I will always laugh at the Georgetown bow tie “you’re-stealing-my-thunder” incident as well as the touching reminiscence of watching Sargent Shriver and his grandson in church, dapper and gentlemanly even in mourning for his late wife.
Other great lines include a friend noting that the “Dress code at Yale is apparently Andy Bernard style”; “Yep, my initials are BMOC”; and Andrew Y’s entire story of his big prep moment running into the realty that is old school prep plainness.
Thanks again to all who offered up their stories and please be assured that I read and re-read every one. Each of you touched on the many aspects that mark the genuine nature of preppy culture.
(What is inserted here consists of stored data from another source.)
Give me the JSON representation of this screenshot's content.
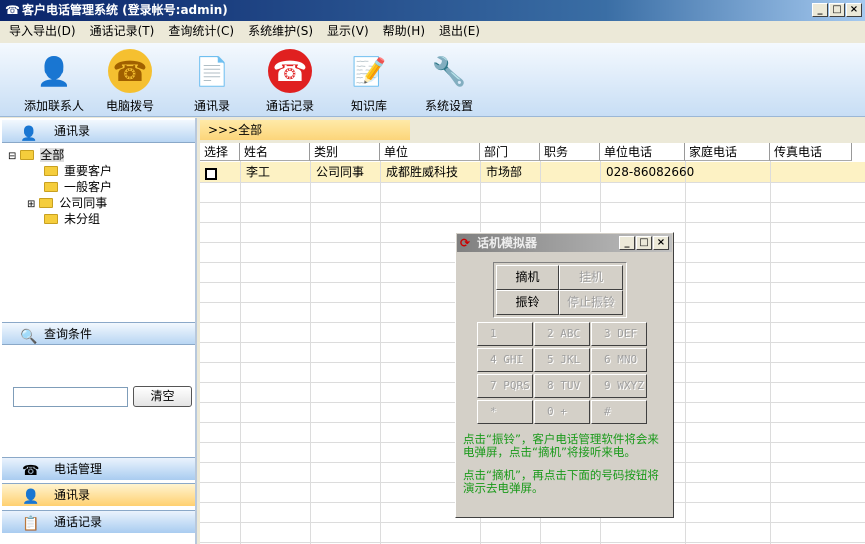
{
  "window": {
    "title": "客户电话管理系统 (登录帐号:admin)",
    "buttons": [
      "_",
      "□",
      "×"
    ]
  },
  "menu": [
    "导入导出(D)",
    "通话记录(T)",
    "查询统计(C)",
    "系统维护(S)",
    "显示(V)",
    "帮助(H)",
    "退出(E)"
  ],
  "toolbar": [
    {
      "label": "添加联系人",
      "icon": "add-contact-icon"
    },
    {
      "label": "电脑拨号",
      "icon": "telephone-icon"
    },
    {
      "label": "通讯录",
      "icon": "address-book-icon"
    },
    {
      "label": "通话记录",
      "icon": "call-log-icon"
    },
    {
      "label": "知识库",
      "icon": "knowledge-base-icon"
    },
    {
      "label": "系统设置",
      "icon": "tools-icon"
    }
  ],
  "left": {
    "contacts_header": "通讯录",
    "tree": {
      "root": "全部",
      "children": [
        "重要客户",
        "一般客户",
        "公司同事",
        "未分组"
      ]
    },
    "query_header": "查询条件",
    "query_value": "",
    "clear_button": "清空",
    "nav": [
      "电话管理",
      "通讯录",
      "通话记录"
    ]
  },
  "breadcrumb": ">>>全部",
  "grid": {
    "columns": [
      "选择",
      "姓名",
      "类别",
      "单位",
      "部门",
      "职务",
      "单位电话",
      "家庭电话",
      "传真电话"
    ],
    "rows": [
      {
        "selected": false,
        "cells": [
          "李工",
          "公司同事",
          "成都胜威科技",
          "市场部",
          "",
          "028-86082660",
          "",
          ""
        ]
      }
    ]
  },
  "dialog": {
    "title": "话机模拟器",
    "pickup": "摘机",
    "hangup": "挂机",
    "ring": "振铃",
    "stop_ring": "停止振铃",
    "keys": [
      "1",
      "2 ABC",
      "3 DEF",
      "4 GHI",
      "5 JKL",
      "6 MNO",
      "7 PQRS",
      "8 TUV",
      "9 WXYZ",
      "*",
      "0   +",
      "#"
    ],
    "hint1": "点击“振铃”，客户电话管理软件将会来电弹屏，点击“摘机”将接听来电。",
    "hint2": "点击“摘机”，再点击下面的号码按钮将演示去电弹屏。"
  }
}
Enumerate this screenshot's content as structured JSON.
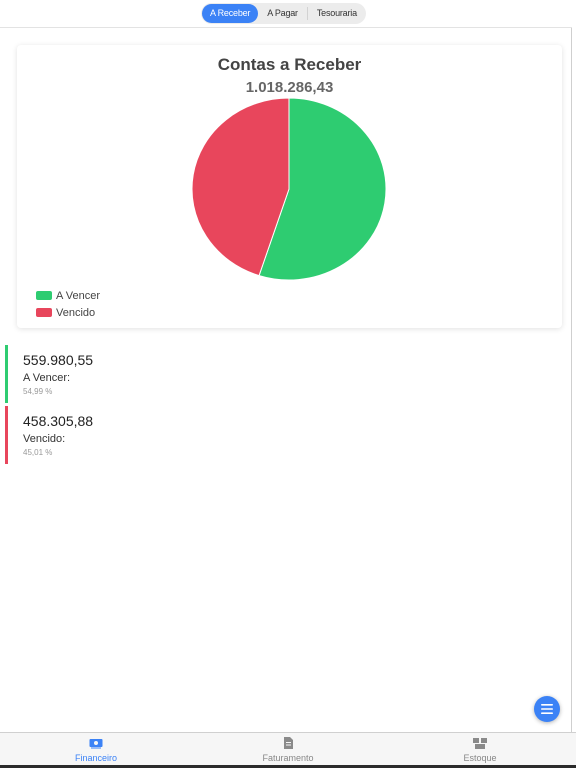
{
  "tabs": [
    {
      "label": "A Receber",
      "active": true
    },
    {
      "label": "A Pagar",
      "active": false
    },
    {
      "label": "Tesouraria",
      "active": false
    }
  ],
  "card": {
    "title": "Contas a Receber",
    "total": "1.018.286,43"
  },
  "chart_data": {
    "type": "pie",
    "title": "Contas a Receber",
    "subtitle": "1.018.286,43",
    "categories": [
      "A Vencer",
      "Vencido"
    ],
    "values": [
      559980.55,
      458305.88
    ],
    "percentages": [
      54.99,
      45.01
    ],
    "colors": [
      "#2ecc71",
      "#e8465c"
    ],
    "legend": "bottom-left"
  },
  "legend": [
    {
      "label": "A Vencer",
      "color": "#2ecc71"
    },
    {
      "label": "Vencido",
      "color": "#e8465c"
    }
  ],
  "summary": [
    {
      "amount": "559.980,55",
      "label": "A Vencer:",
      "percent": "54,99 %",
      "color": "#2ecc71"
    },
    {
      "amount": "458.305,88",
      "label": "Vencido:",
      "percent": "45,01 %",
      "color": "#e8465c"
    }
  ],
  "fab": {
    "icon": "menu-icon",
    "color": "#3b82f6"
  },
  "nav": [
    {
      "label": "Financeiro",
      "icon": "money-icon",
      "active": true
    },
    {
      "label": "Faturamento",
      "icon": "document-icon",
      "active": false
    },
    {
      "label": "Estoque",
      "icon": "boxes-icon",
      "active": false
    }
  ],
  "colors": {
    "accent": "#3b82f6",
    "positive": "#2ecc71",
    "negative": "#e8465c"
  }
}
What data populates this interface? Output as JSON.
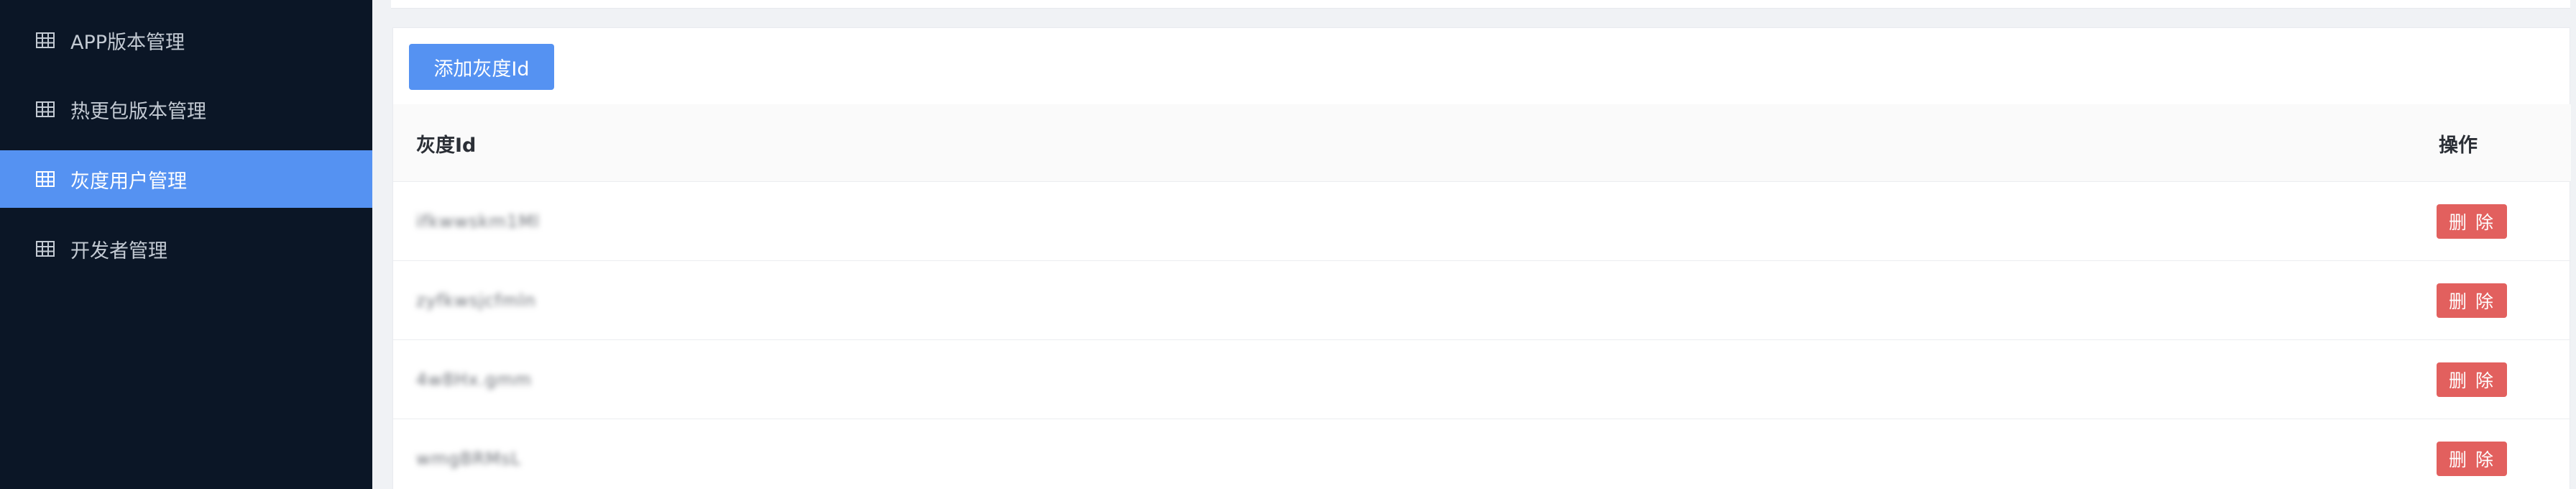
{
  "sidebar": {
    "items": [
      {
        "label": "APP版本管理",
        "icon": "grid-icon",
        "active": false
      },
      {
        "label": "热更包版本管理",
        "icon": "grid-icon",
        "active": false
      },
      {
        "label": "灰度用户管理",
        "icon": "grid-icon",
        "active": true
      },
      {
        "label": "开发者管理",
        "icon": "grid-icon",
        "active": false
      }
    ]
  },
  "main": {
    "add_button_label": "添加灰度Id",
    "table": {
      "columns": [
        "灰度Id",
        "操作"
      ],
      "rows": [
        {
          "id": "ifkwwskm1Ml",
          "action": "删 除"
        },
        {
          "id": "zyfkwsjcfmln",
          "action": "删 除"
        },
        {
          "id": "4w8Hx.gmm",
          "action": "删 除"
        },
        {
          "id": "wmgBRMsL",
          "action": "删 除"
        }
      ]
    }
  },
  "colors": {
    "sidebar_bg": "#0b1626",
    "accent": "#5592f2",
    "danger": "#e2605e"
  }
}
From deprecating self awareness to duct-taped boat shoes, every one is it’s own cultural observation.
Here is the winning entry:
I’m a second year history student at the University of Guelph and last week, seeing as it was the first week of classes, I wanted to make a good impression. Dawning my father’s tweed blazer from his days at Guelph with the University crest and elbow patches, as well as khakis, a blue oxford, and a rep tie I set off for campus, bringing my squash racquet with me for a game later that day.
Upon reaching my Ancient History class about ten minutes late I strolled in, hoping not to interrupt my professor. As fate would have it I had been taught Latin by the professor several times, and when he saw me, halted his lecture and greeted me in Latin and started telling me how squash was his favorite sport and that he’d like to play me sometime. Glad to have avoided making a bad impression with my tardiness I took a seat for the remainder of the lecture. After class as I was walking down the hall I was approached by three or four students asking me a multitude of questions about the course.
It turned out that my friendliness with the professor and my overall appearance had led them to believe that I was the assistant professor. I played along and answered as many questions as possible. People can say what they wish about preppy attire, but for me it is the embodiment of dressing for success.